Azure is ripe for innovation, Hewitt says. "There isn't really anything else out there that's similar to it. When Windows came out, Microsoft didn't know what was going to run on it, and they don't know what's going to run on this."

To win the cloud computing market, Microsoft will have to contend against the likes of Google's (GOOG) App Engine, and the VMforce partnership between VMware (VMW) and Salesforce.com. Both of these are in the platform-as-a-service (PaaS)  space, which provide developer-friendly tools for building and hosting Web applications.

But Microsoft also has to prevail against Amazon's Elastic Compute Cloud. An infrastructure-as-a-service (IaaS) offering, Amazon EC2 provides access to pre-configured virtual machine images, whereas PaaS provides abstracted views of the underlying infrastructure. PaaS minimizes development complexity but allows somewhat less flexibility and portability of applications.

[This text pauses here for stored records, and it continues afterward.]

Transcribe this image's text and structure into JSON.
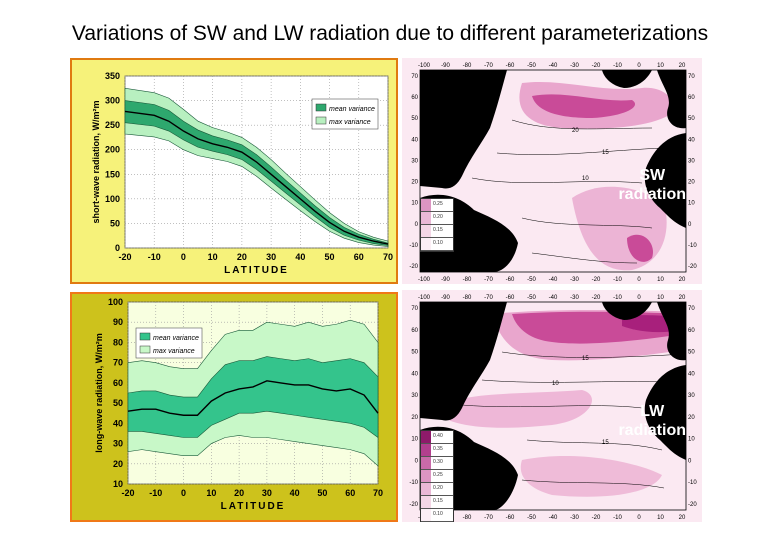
{
  "slide": {
    "title": "Variations of SW and LW radiation due to different parameterizations"
  },
  "chart_data": [
    {
      "type": "area",
      "ylabel": "short-wave radiation, W/m²m",
      "xlabel": "LATITUDE",
      "xlim": [
        -20,
        70
      ],
      "ylim": [
        0,
        350
      ],
      "xticks": [
        "-20",
        "-10",
        "0",
        "10",
        "20",
        "30",
        "40",
        "50",
        "60",
        "70"
      ],
      "yticks": [
        "0",
        "50",
        "100",
        "150",
        "200",
        "250",
        "300",
        "350"
      ],
      "legend": [
        "mean variance",
        "max variance"
      ],
      "legend_position": "top-right",
      "grid": true,
      "x": [
        -20,
        -10,
        -5,
        0,
        5,
        10,
        15,
        20,
        25,
        30,
        35,
        40,
        45,
        50,
        55,
        60,
        65,
        70
      ],
      "series": [
        {
          "name": "mean",
          "values": [
            278,
            270,
            258,
            238,
            222,
            212,
            205,
            195,
            175,
            150,
            125,
            100,
            75,
            52,
            34,
            22,
            14,
            8
          ]
        },
        {
          "name": "mean variance",
          "lower": [
            255,
            248,
            238,
            220,
            205,
            197,
            190,
            180,
            160,
            136,
            112,
            88,
            64,
            42,
            26,
            16,
            9,
            5
          ],
          "upper": [
            300,
            292,
            280,
            258,
            240,
            228,
            220,
            210,
            190,
            165,
            138,
            112,
            86,
            62,
            42,
            28,
            18,
            10
          ]
        },
        {
          "name": "max variance",
          "lower": [
            232,
            226,
            218,
            200,
            188,
            182,
            176,
            166,
            146,
            122,
            99,
            76,
            54,
            34,
            20,
            11,
            6,
            3
          ],
          "upper": [
            325,
            316,
            305,
            282,
            258,
            245,
            236,
            225,
            205,
            180,
            152,
            125,
            98,
            72,
            50,
            33,
            22,
            14
          ]
        }
      ],
      "colors": {
        "mean_variance": "#2ea86e",
        "max_variance": "#b8f0c0",
        "panel": "#f6f27a",
        "plot": "#ffffff"
      }
    },
    {
      "type": "area",
      "ylabel": "long-wave radiation, W/m²m",
      "xlabel": "LATITUDE",
      "xlim": [
        -20,
        70
      ],
      "ylim": [
        10,
        100
      ],
      "xticks": [
        "-20",
        "-10",
        "0",
        "10",
        "20",
        "30",
        "40",
        "50",
        "60",
        "70"
      ],
      "yticks": [
        "10",
        "20",
        "30",
        "40",
        "50",
        "60",
        "70",
        "80",
        "90",
        "100"
      ],
      "legend": [
        "mean variance",
        "max variance"
      ],
      "legend_position": "top-left",
      "grid": true,
      "x": [
        -20,
        -15,
        -10,
        -5,
        0,
        5,
        10,
        15,
        20,
        25,
        30,
        35,
        40,
        45,
        50,
        55,
        60,
        65,
        70
      ],
      "series": [
        {
          "name": "mean",
          "values": [
            46,
            47,
            47,
            45,
            44,
            44,
            51,
            55,
            57,
            58,
            61,
            60,
            59,
            59,
            57,
            56,
            57,
            54,
            45
          ]
        },
        {
          "name": "mean variance",
          "lower": [
            36,
            36,
            35,
            34,
            33,
            33,
            39,
            42,
            45,
            45,
            46,
            45,
            44,
            43,
            42,
            41,
            40,
            38,
            33
          ],
          "upper": [
            55,
            56,
            56,
            54,
            53,
            53,
            62,
            69,
            71,
            71,
            73,
            72,
            71,
            72,
            70,
            71,
            72,
            70,
            63
          ]
        },
        {
          "name": "max variance",
          "lower": [
            26,
            27,
            26,
            25,
            24,
            24,
            30,
            33,
            34,
            33,
            33,
            32,
            31,
            30,
            29,
            28,
            27,
            25,
            19
          ],
          "upper": [
            70,
            71,
            70,
            68,
            67,
            67,
            76,
            84,
            86,
            86,
            90,
            89,
            88,
            90,
            88,
            89,
            91,
            89,
            80
          ]
        }
      ],
      "colors": {
        "mean_variance": "#34c48c",
        "max_variance": "#c8f8c8",
        "panel": "#cdc21c",
        "plot": "#f8ffe0"
      }
    }
  ],
  "maps": {
    "lon_labels": [
      "-100",
      "-90",
      "-80",
      "-70",
      "-60",
      "-50",
      "-40",
      "-30",
      "-20",
      "-10",
      "0",
      "10",
      "20"
    ],
    "lat_labels": [
      "70",
      "60",
      "50",
      "40",
      "30",
      "20",
      "10",
      "0",
      "-10",
      "-20"
    ],
    "sw": {
      "label_line1": "SW",
      "label_line2": "radiation",
      "legend": [
        "0.25",
        "0.20",
        "0.15",
        "0.10"
      ],
      "contour_labels": [
        "20",
        "15",
        "10"
      ]
    },
    "lw": {
      "label_line1": "LW",
      "label_line2": "radiation",
      "legend": [
        "0.40",
        "0.35",
        "0.30",
        "0.25",
        "0.20",
        "0.15",
        "0.10"
      ],
      "contour_labels": [
        "15",
        "10",
        "15"
      ]
    },
    "colors": {
      "land": "#000000",
      "light": "#fbe9f2",
      "mid": "#e9a6cd",
      "dark": "#c94b98",
      "darkest": "#a8207c"
    }
  }
}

Microsoft believes platform clouds, rather than infrastructure clouds, are the way of the future, and Hewitt is inclined to agree.

"Absolutely, 100%," Hewitt says. "I don't want to deal with any of that stuff," he adds, by which he means the burden of managing virtual machines.

Hewitt's excitement is also due to the ability to scale up applications on as-needed basis, and to pay as you go. If a Web application proves popular, you just "turn up the knob" to handle more traffic. If it's not as popular, you leave things as is and don't waste the money, he says.

Azure's scalability also attracts developer Barry Stahl, who works for U.S. Airways (LCC) in Phoenix.

"You just don't want to run into the scalability scenarios that kill so many startups," Stahl says. "For me, just being able to deploy it out there and know I can scale unlimitedly, that gives me a peace of mind."